On the surface, the evidence decrees that he must. He did away with Rick Neelan in a woodland showdown and, now that Sarah knows this secret, Gary’s actions will surely only grow more desperate.

Gary in hospital in Coronation Street
(Picture: ITV)

And yet there is the case of a Corrie character being given a reprieve despite having blood on their hands. Tracy Barlow did away with love rat Charlie Stubbs back in 2007 and was even put behind bars for a protracted period.

And yet she’s now a free woman – her crime only ever really referred to as the punchline to a throwaway gag.
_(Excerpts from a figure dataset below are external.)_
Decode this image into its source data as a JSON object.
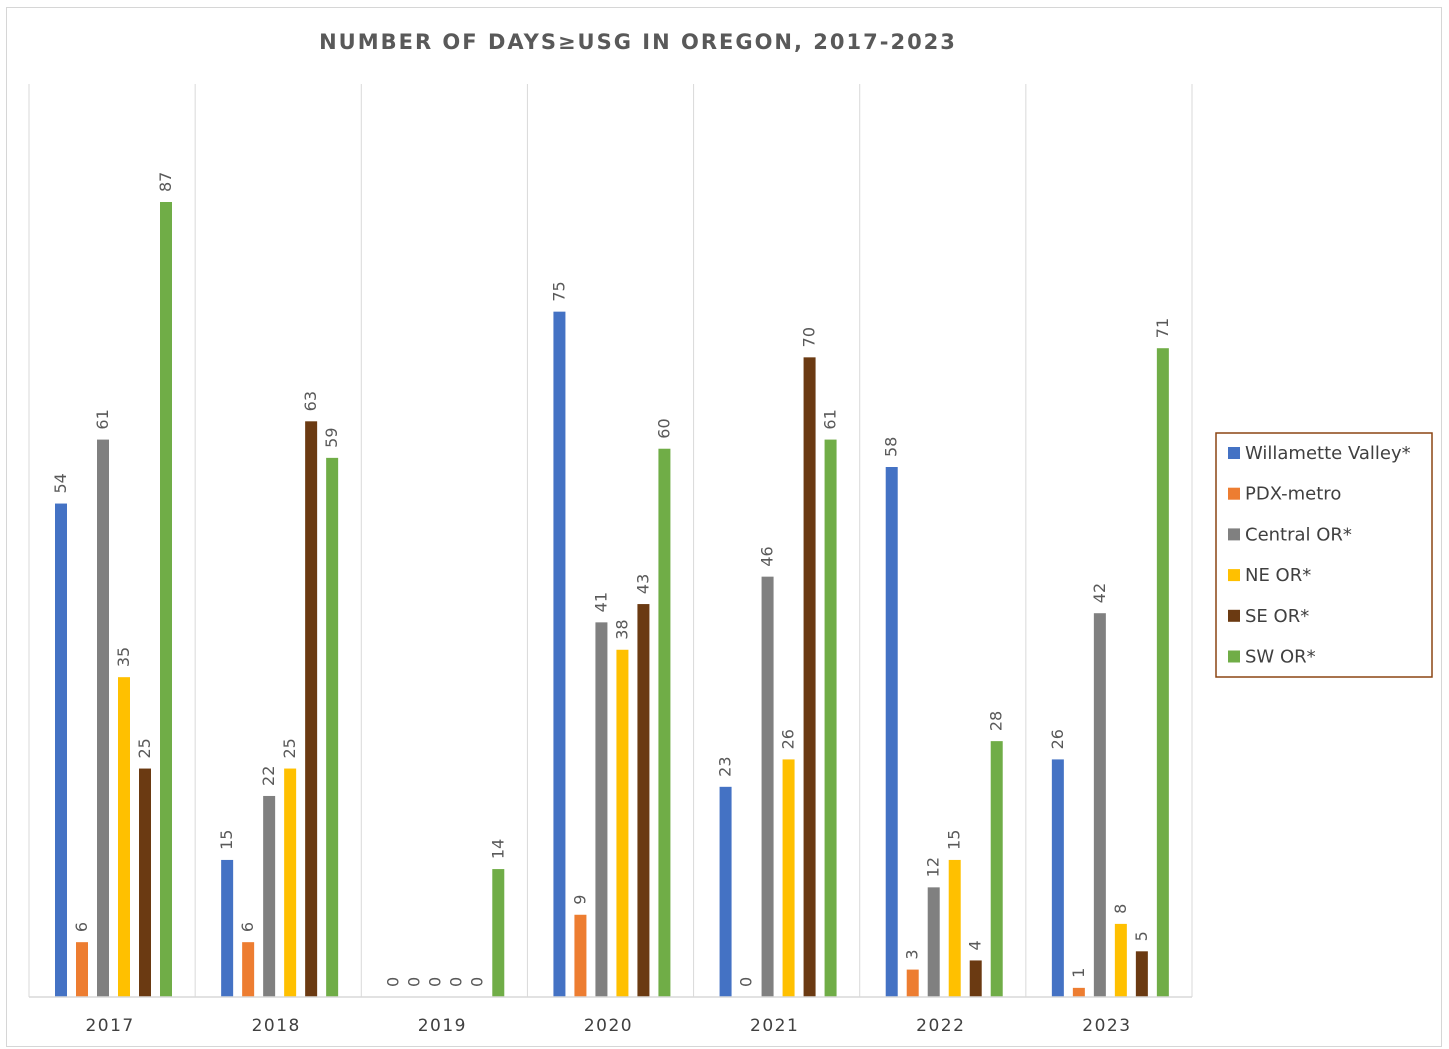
{
  "chart_data": {
    "type": "bar",
    "title": "NUMBER OF DAYS≥USG IN OREGON, 2017-2023",
    "xlabel": "",
    "ylabel": "",
    "ylim": [
      0,
      95
    ],
    "grid": {
      "vertical_category_separators": true,
      "horizontal": false
    },
    "legend_position": "right",
    "categories": [
      "2017",
      "2018",
      "2019",
      "2020",
      "2021",
      "2022",
      "2023"
    ],
    "series": [
      {
        "name": "Willamette Valley*",
        "color": "#4472C4",
        "values": [
          54,
          15,
          0,
          75,
          23,
          58,
          26
        ]
      },
      {
        "name": "PDX-metro",
        "color": "#ED7D31",
        "values": [
          6,
          6,
          0,
          9,
          0,
          3,
          1
        ]
      },
      {
        "name": "Central OR*",
        "color": "#808080",
        "values": [
          61,
          22,
          0,
          41,
          46,
          12,
          42
        ]
      },
      {
        "name": "NE OR*",
        "color": "#FFC000",
        "values": [
          35,
          25,
          0,
          38,
          26,
          15,
          8
        ]
      },
      {
        "name": "SE OR*",
        "color": "#6B3A12",
        "values": [
          25,
          63,
          0,
          43,
          70,
          4,
          5
        ]
      },
      {
        "name": "SW OR*",
        "color": "#70AD47",
        "values": [
          87,
          59,
          14,
          60,
          61,
          28,
          71
        ]
      }
    ],
    "legend_border_color": "#8B4513"
  }
}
The reason for this rehabilitation comes down to the fact Charlie was a nasty piece of work who’s missed by precisely no one. Not that this excuses murder, but it would certainly have been harder to get an audience on Tracy’s side had she, say, butchered Maxine Peacock on her living room floor.

When it comes to Gary, there are parallels. Rick may have come to the aid of people in need, but he was hardly Mother Teresa. This was a man who offered money with a side order of menaces should his clients fail to pay the cash back. Nobody in his mobile phone’s address book will be sending wreaths to the funeral should his body ever be dug up.

If Gary now goes on to murder Brian Packham by beating him to death with a canister of cola cubes, then his fate will be sealed. But, as things stand, Gary could escape the storyliner’s scythe, for the main reason that his victim was so irredeemably vile.

So is there an alternative to Gary meeting his maker? In what way should he be made to suffer for his actions? When we look again at Tracy, we find a character who didn’t really experience any proper happiness for a full decade after she killed Charlie.

And even now, when she finally has the family unit she’s always craved, there’s the sneaking suspicion that daughter Amy may have inherited a few too many of her more ruthless personality traits.

With Gary, the Corrie writers have a real opportunity to show what committing a crime such as this does to a person’s already damaged psyche. Francis Ford Coppola charted the corruption of Michael Corleone’s soul over three epic movies in the Godfather trilogy.

Peaky Blinders creator Steven Knight has spun five series out of gangster Tommy Shelby’s turmoil. Gary Windass already has Tommy’s brutal undercut hairstyle, so why not treat his tale with the same level of nuance?

Rather than have him go out in a blaze of pyrotechnics and mayhem, let’s see Gary’s descent become a long-term focus of the drama. He’s far too interesting a character to sacrifice for the sake of a ratings spike.